An Earthquake hit the Greek island of Kefalonia on Sunday, wrecking buildings and roads and causing some minor injuries to local residents. Authorities reported that the Kefalonia earthquake reached a magnitude of 5.8 and rocked the small island.
The Geodynamic Institute, based in Athens, the capital of Greece, said the earthquake’s epicenter was 175 miles west of the capital near to Lixouri and was at a depth of around 11 miles.
Local media reported that some people suffered from injuries, mainly caused by falling objects in buildings. The local airport’s control tower was also damaged in the quake and numerous rock falls were reported.
Manolis Skordilis, a professor at the University of Thessaloniki spoke to AP about the Kefalonia earthquake:
“It is too early to say if this is the main earthquake, although it likely is,” he said, continuing, “This area shows the highest incidence of seismic phenomena, not only in Greece, but on an east-west axis stretching from Gibraltar to China. In 1983, there was a 7 magnitude quake in the same area… We have already had many aftershocks and expect many more.”
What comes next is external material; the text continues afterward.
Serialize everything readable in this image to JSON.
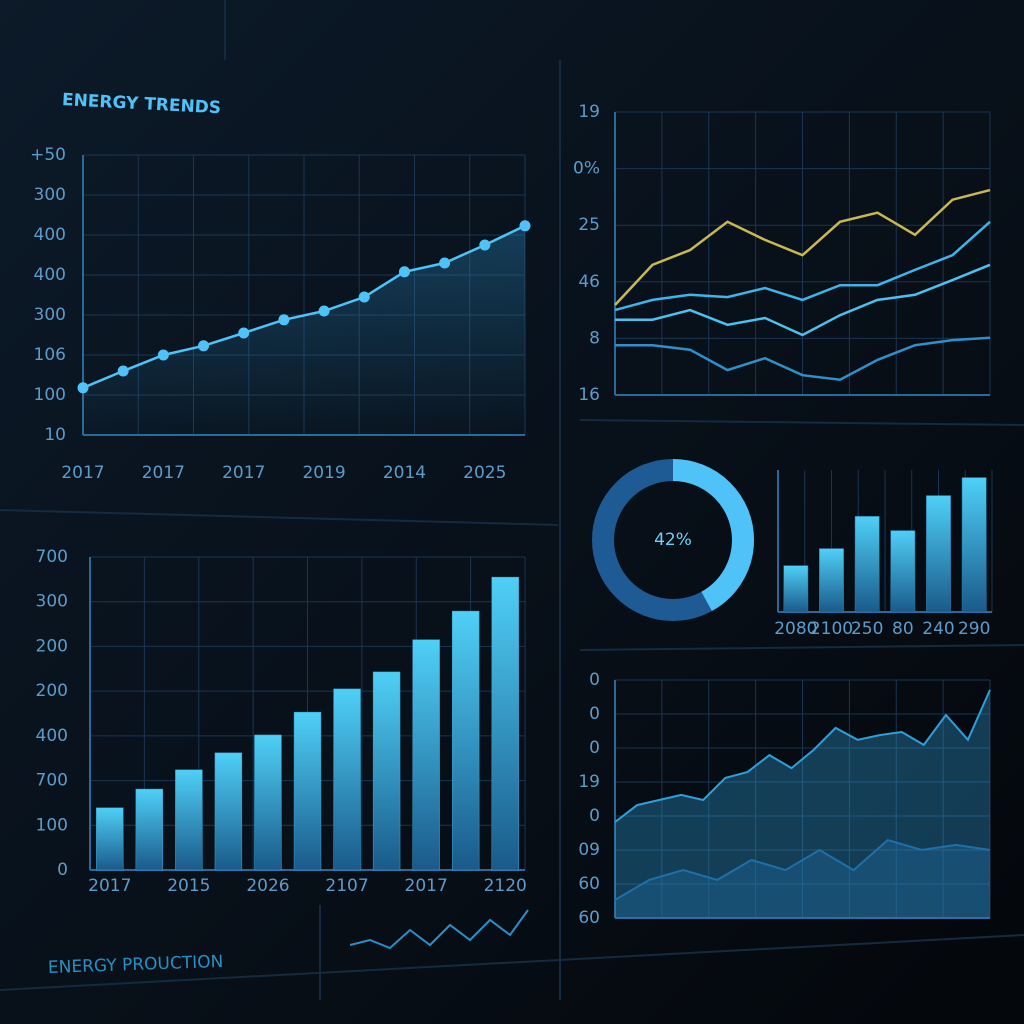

In the three hours following the earthquake, at least 12 aftershocks of various sizes were recorded, all with a magnitude of at least 3.0. Costas Papazahos, a seismology professor, also from the University of Thessaloniki, said that in his opinion the 5.8 reading, which was preliminary, will prove to be even higher, possibly at a 6 or 6.2-magnitude.
It remains to be seen whether or not Professor Papazahos is correct in his assertion that today’s Kefalonia earthquake exceeded 6 on the Richter scale, as the Greek authorities work tirelessly to help injured residents and restore power.